Laporan wartawan sorotnews.co.id : Rico Ananta.
JAKARTA – Menteri Koordinator Bidang Politik, dan Keamanan (Menko Polkam) Jenderal Polisi (Purn.) Budi Gunawan menyampaikan apresiasi setinggi-tingginya kepada Badan Narkotika Nasional (BNN) dan Desk Koordinasi Pemberantasan Narkoba atas kinerja mereka dalam pengungkapan kasus-kasus besar narkotika. Ia menegaskan bahwa pemberantasan narkoba adalah misi bersama bangsa dan negara yang tidak boleh ditawar, dengan prinsip zero tolerance atau tanpa toleransi sedikit pun terhadap pelaku dan jaringan narkotika.
“BNN dan juga Desk mampu membuktikan bahwa dengan integritas, keberanian, dan kerja sama lintas sektor, kita bisa melawan,” ujar Menko Polhukam Budi Gunawan yang disampaikan oleh Sekretaris Kemenko Polhukam Letjen TNI Mochammad Hasan dalam Konferensi Pers di Kantor BNN, Jakarta, Rabu (30/7/2025).
Konferensi pers ini digelar dalam rangka pengungkapan jaringan narkotika oleh BNN yang dikoordinasikan bersama Desk Pemberantasan Narkoba.
Selama periode 23 Juni hingga 26 Juli 2025, BNN berhasil mengungkap 84 laporan kasus narkotika. Dari jumlah tersebut, 136 tersangka telah diamankan. Barang bukti narkotika yang berhasil disita mencakup: Ganja: 219.819,53 gram, Sabu: 337.381,05 gram, Ekstasi: 3.152 butir, Kokain: 3.089,36 gram, Ganja sintetik: 40,86 gram.
Menko Polhukam menegaskan bahwa pengungkapan ini merupakan wujud nyata kehadiran negara dalam melindungi rakyat dari bahaya narkoba, sejalan dengan arahan Presiden Republik Indonesia.

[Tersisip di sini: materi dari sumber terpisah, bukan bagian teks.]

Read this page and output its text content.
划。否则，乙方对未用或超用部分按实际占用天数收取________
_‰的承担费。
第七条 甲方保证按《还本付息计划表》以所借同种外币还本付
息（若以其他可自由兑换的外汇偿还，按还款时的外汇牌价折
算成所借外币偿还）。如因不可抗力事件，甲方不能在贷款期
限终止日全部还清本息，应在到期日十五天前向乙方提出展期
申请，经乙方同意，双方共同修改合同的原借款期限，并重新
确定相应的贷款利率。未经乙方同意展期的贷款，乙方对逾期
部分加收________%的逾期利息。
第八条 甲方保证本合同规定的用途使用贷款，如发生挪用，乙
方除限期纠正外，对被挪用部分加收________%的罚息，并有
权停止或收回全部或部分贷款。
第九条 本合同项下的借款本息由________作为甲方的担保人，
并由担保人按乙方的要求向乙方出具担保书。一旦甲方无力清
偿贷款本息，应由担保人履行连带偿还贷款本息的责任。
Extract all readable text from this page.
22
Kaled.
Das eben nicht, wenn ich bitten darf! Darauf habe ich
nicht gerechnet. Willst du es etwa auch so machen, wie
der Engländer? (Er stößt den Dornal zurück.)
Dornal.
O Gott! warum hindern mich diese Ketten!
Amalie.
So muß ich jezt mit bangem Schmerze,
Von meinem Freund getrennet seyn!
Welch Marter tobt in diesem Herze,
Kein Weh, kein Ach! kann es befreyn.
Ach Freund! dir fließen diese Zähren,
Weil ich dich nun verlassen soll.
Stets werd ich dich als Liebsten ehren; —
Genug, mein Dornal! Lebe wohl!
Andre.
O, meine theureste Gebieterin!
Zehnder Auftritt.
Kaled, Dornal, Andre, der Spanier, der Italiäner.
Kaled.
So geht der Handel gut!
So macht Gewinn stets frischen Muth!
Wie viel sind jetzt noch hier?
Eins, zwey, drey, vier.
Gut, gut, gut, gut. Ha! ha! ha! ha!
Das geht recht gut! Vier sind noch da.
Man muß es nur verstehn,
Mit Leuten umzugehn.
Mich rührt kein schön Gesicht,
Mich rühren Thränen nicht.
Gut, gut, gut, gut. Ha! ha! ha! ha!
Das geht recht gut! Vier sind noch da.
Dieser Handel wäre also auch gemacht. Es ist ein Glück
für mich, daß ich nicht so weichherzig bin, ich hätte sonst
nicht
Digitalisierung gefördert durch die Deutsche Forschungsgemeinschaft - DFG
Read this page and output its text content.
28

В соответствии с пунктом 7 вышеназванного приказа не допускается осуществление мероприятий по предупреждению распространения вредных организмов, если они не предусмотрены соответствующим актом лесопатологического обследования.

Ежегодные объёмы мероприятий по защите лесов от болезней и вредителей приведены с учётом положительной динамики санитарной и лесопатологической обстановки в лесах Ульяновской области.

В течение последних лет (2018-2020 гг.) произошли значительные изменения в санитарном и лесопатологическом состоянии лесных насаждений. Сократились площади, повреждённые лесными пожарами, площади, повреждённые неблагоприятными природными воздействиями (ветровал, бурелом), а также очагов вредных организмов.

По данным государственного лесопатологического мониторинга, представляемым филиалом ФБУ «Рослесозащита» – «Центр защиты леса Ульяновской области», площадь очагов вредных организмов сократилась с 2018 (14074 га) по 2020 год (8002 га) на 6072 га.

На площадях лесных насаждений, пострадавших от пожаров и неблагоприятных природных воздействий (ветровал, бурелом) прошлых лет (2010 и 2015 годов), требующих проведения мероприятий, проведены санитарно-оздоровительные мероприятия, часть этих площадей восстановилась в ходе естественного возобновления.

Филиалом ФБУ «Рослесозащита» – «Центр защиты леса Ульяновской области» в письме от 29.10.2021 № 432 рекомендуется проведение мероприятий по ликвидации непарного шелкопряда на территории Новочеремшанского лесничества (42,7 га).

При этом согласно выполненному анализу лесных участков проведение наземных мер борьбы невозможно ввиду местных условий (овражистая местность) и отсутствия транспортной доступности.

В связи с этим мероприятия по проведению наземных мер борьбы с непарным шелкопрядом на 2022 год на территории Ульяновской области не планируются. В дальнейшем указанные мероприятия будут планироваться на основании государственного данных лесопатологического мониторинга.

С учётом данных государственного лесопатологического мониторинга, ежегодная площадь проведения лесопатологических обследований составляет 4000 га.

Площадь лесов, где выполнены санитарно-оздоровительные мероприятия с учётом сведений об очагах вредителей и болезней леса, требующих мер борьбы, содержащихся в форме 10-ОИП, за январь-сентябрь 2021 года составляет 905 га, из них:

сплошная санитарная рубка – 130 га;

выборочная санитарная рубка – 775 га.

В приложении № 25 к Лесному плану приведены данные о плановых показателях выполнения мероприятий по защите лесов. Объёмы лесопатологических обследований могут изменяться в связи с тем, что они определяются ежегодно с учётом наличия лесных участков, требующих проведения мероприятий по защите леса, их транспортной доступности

“Presiden telah menegaskan: tidak ada tempat untuk narkoba di Tanah Air. Ini adalah panggilan tugas, perintah konstitusional, yang harus kita laksanakan bersama dengan penuh tanggung jawab dan keberanian,” katanya.
Dalam kesempatan tersebut, Menko Polhukam juga menekankan bahwa perang melawan narkoba bukan hanya tugas BNN atau Polri, melainkan tanggung jawab kolektif seluruh elemen bangsa—dari pemerintah pusat hingga masyarakat akar rumput.
“Perang terhadap narkoba adalah perjuangan untuk menyelamatkan masa depan generasi. Jika kita lengah, kita mempertaruhkan masa depan anak-anak kita,” ujar Budi Gunawan.
Ia pun mengajak seluruh pemangku kepentingan, termasuk dunia pendidikan, pelaku industri, media, dan keluarga, untuk aktif berkontribusi dalam memutus rantai peredaran narkoba yang semakin kompleks dan terorganisir.
Sementara itu, Kepala BNN Komjen Pol. Marthinus Hukom mengungkapkan bahwa saat ini pihaknya sedang mewaspadai tren baru dalam penyelundupan narkoba, khususnya jenis kokain yang diselundupkan oleh warga negara asing.
“Ada satu kasus penting: penyelundupan narkotika jenis kokain seberat lebih dari 3 kilogram oleh warga negara Brasil. Ini menunjukkan tren penyelundupan kokain ke Indonesia semakin masif,” jelas Marthinus.
Ia menegaskan bahwa BNN akan memperketat pengawasan terhadap barang dan orang yang masuk dari luar negeri melalui kerja sama lintas instansi dan penguatan sistem deteksi dini di berbagai titik masuk negara.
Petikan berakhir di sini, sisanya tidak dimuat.